Tak lama diceritakan dalam perjalanan, jeroan Gung Ayu
pun sudah di depan mata. Gungde memarkir
kendaraannya di depan kuri atau pintu gerbang. Namun entah kenapa, seperti ada
hentakan dari belakang di kegelapan malam yang menyebabkan lutut Gungde menjadi
lemas dan terjatuh. Gungde terjatuh, terkapar ditindih sepeda motor. Setelah
Gungde mellihat ke belakang ternyata tak ada siapa-siapa. Ia bangun sendiri
sambil membersihkan tangan dan bajunya yang sedikit kotor, untung tak
berlumpur. Cerita itu tak diketahui oleh Gung Ayu, malu dong kalau anak muda
jantan sampai jatuh sendirian tertindih motor sendiri. Ah malu ah… …
Gung Ayu menyambut kedatangan Gungde dengan
berbunga-bunga. Singkat cerita haripun sudah malam, waktunya untuk pulang.

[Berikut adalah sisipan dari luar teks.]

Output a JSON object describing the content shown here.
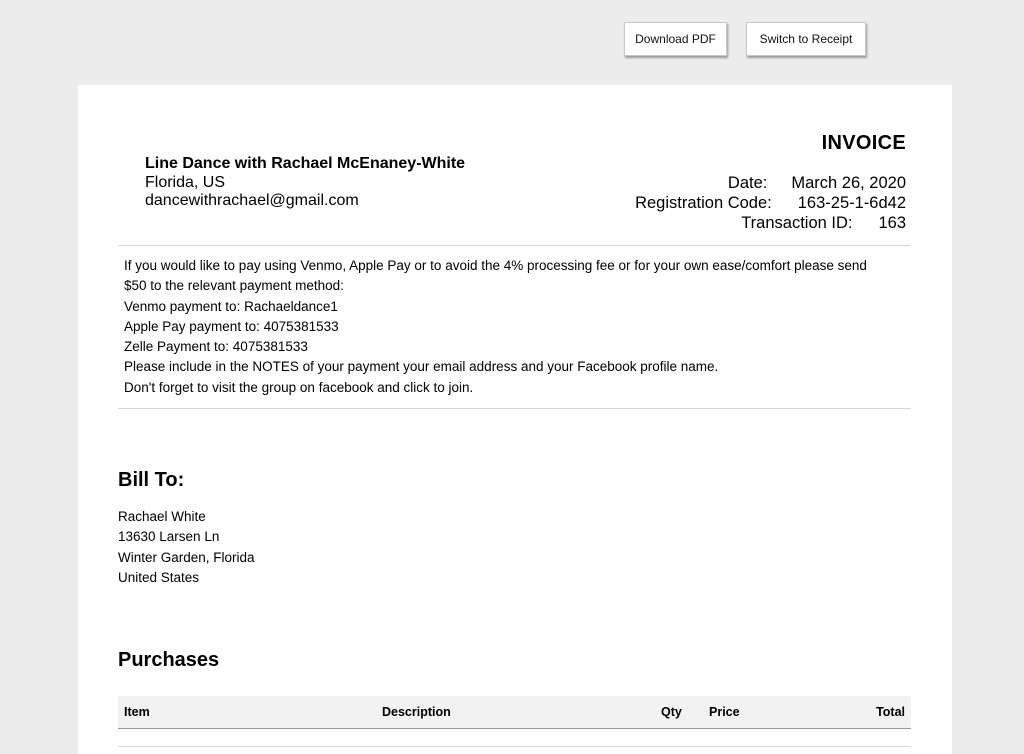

Gungde masih teringat dengan kejadian terjatuh tadi, ia berhati-hati, dan
mengawasi daerah sekitarnya sambil takut-takut. Gung Ayu kesayangannya sudah
tak dihadapannya lagi. Ia sendirian menstater sepeda motor langsung kabur ke
arah timur menuju rumah dengan perasaan senang becampur dengan perasaan takut
tapi sedikit-sedikit.
Sampai akhirnya di suatu pengkolan di yang gelap dan
tak berpenghuni dekat sawah, Gungde merasakan ada sesuatu yang lain. Angin
dingin menerpa badannya sehingga bulu romanya berdiri. Suatu yang tak pernah
dirasakan sebelumnya. Ia melihat ada kelebatan sinar berupa endih seperti nyala
api obor menari-nari di depannya. Api itu seolah-olah menghadang laju
perjalanan sepeda motor Gungde. Gungde sedikit kawatir dengan keselamatan,
karena tak ada rumah dan orang satupun lewat disana. Gungde yang sudah jengah
dikerjai dari rumah Gung Ayu, turun dari motor lalu membuka baju, lalu mendekat
pada api yang berkelebat-kelebat itu. Ia unjuk gigi dengan endih itu, lalu
mengibas-ngibaskan bajunya ke arah endih yang banyaknya empat buah itu. Gungde
dalam hati berpikir, rupanya mereka berempat ingin megeroyokku. Baiklah, aku
tangan kosong dan tak punya punya gegemet.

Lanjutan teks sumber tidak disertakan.